I’ll try to respond in a manner that would meet the approval of both Justice Stephens and her father, Jim Williams, who for 32 years held the seat I now occupy on the West Valley school board.
Gentle reader, despite the content of the letter from Airway Heights, property taxes will hold steady or decrease for nearly all Eastern Washington residents – even if every levy passes on Tuesday. Nor did the state cancel existing school levies, as the writer alleged.
The confusion is understandable, since school funding is a complex subject that’s gotten more complex under a statewide funding formula adopted last year by the Legislature. Lawmakers were forced to come up with billions of dollars in additional funding to comply with a no-nonsense finding by Stephens and her fellow supremes that the state was ignoring its constitutional obligation to “amply” fund basic education, as defined by the Legislature itself.
As legislators were grumpily increasing the state’s portion of the property tax to meet their obligation, they reduced districts’ authority to collect voter-approved taxes.
Now, when your local schools place a levy on the ballot for education programs and operations, they’re limited to no more than $1.50 for every $1,000 in assessed property value, or $2,500 per student, whichever is less.
On its face, that makes sense: More money from the state, and less from local communities, should help even out disparities between districts. However, the results are uneven.
Sky-high property values mean some school districts can collect $2,500 per student without coming close to the buck-fifty limit. On Mercer Island, where the median-priced home is $1.44 million, the school district is seeking just 80 cents per thousand.
The math is entirely different in areas with more modestly priced properties. Most Eastern Washington school districts are requesting the full $1.50 without coming close to the per-student maximum. If a district’s voters approve a $1.50 levy, the state will chip in enough to make it an even $1,500 per student, but no more.
In West Valley, property owners will see a tax reduction because local levy collections will fall more than the state property tax increases. (The opposite is true in the Puget Sound region, where homeowners will see property tax increases.)
What’s good for taxpayers isn’t necessarily good for schools, and West Valley will have $1 million less for the 2018-19 school year.
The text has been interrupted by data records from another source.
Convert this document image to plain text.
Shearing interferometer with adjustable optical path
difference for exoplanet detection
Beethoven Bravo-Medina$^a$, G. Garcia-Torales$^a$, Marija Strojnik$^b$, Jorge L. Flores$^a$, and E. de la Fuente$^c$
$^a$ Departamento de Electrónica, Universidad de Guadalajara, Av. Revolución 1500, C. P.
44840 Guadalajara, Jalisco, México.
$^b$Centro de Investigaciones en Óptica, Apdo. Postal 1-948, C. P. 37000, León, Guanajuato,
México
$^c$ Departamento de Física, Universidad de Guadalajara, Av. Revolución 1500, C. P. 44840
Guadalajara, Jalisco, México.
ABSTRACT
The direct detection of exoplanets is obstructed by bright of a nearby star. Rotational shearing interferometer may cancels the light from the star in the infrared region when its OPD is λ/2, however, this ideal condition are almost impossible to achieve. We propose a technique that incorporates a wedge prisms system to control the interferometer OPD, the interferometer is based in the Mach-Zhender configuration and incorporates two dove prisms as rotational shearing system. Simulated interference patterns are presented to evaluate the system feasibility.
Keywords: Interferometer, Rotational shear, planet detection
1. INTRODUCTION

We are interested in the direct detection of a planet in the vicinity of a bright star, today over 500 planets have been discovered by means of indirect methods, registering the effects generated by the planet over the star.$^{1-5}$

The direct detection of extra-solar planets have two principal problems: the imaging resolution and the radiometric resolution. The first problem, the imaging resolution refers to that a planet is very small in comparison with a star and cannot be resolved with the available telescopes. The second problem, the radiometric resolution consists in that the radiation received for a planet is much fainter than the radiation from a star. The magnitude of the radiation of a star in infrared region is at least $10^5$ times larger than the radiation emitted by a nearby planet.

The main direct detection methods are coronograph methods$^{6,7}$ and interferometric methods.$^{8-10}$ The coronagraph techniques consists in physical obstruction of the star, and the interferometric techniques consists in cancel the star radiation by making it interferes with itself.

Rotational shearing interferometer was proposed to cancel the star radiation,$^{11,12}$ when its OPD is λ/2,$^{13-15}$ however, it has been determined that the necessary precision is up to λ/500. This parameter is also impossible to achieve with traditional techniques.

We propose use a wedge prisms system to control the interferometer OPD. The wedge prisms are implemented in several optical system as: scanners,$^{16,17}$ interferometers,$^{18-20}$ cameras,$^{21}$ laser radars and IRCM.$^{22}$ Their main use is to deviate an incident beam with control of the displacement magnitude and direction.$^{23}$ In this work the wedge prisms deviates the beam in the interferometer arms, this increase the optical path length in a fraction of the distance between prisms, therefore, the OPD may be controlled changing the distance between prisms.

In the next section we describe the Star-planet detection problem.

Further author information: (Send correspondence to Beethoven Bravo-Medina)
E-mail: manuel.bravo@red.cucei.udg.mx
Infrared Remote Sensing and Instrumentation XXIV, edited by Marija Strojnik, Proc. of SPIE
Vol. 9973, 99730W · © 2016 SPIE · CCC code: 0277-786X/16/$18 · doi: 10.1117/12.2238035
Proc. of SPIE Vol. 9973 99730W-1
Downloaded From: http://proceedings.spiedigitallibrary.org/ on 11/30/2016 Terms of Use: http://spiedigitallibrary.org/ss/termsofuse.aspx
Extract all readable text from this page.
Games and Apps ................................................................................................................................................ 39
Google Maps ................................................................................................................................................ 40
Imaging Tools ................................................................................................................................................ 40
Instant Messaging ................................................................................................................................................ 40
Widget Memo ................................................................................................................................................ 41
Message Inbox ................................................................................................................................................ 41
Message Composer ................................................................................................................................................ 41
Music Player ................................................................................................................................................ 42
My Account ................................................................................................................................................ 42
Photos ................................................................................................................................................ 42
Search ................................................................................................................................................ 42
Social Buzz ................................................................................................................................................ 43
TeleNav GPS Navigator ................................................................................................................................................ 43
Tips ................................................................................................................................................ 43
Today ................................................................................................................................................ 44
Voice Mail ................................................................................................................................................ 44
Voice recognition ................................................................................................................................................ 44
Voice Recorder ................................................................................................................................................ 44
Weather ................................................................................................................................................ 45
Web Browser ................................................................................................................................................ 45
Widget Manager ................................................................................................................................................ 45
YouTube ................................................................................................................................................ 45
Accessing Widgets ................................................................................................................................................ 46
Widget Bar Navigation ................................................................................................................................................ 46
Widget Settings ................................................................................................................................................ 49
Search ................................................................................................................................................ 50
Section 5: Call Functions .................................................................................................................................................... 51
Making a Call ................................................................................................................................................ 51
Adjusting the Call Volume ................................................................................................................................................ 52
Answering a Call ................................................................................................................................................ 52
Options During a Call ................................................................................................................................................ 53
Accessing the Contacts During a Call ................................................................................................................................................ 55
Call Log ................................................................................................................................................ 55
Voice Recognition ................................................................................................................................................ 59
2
The revenue drop is not a crisis, but constituents will notice belt-tightening.
Your school district may also face revenue reductions. Or it might break even, or see an increase. The new funding formula is complicated and full of variables, and legislators are trying to work them out.
In the meantime, voter-approved levies remain vital to your local schools.
Dan Hansen is a member of the West Valley School Board, and serves on the legislative committee for the Washington State School Directors Association. He is a former Spokesman-Review reporter and editor, who once covered education.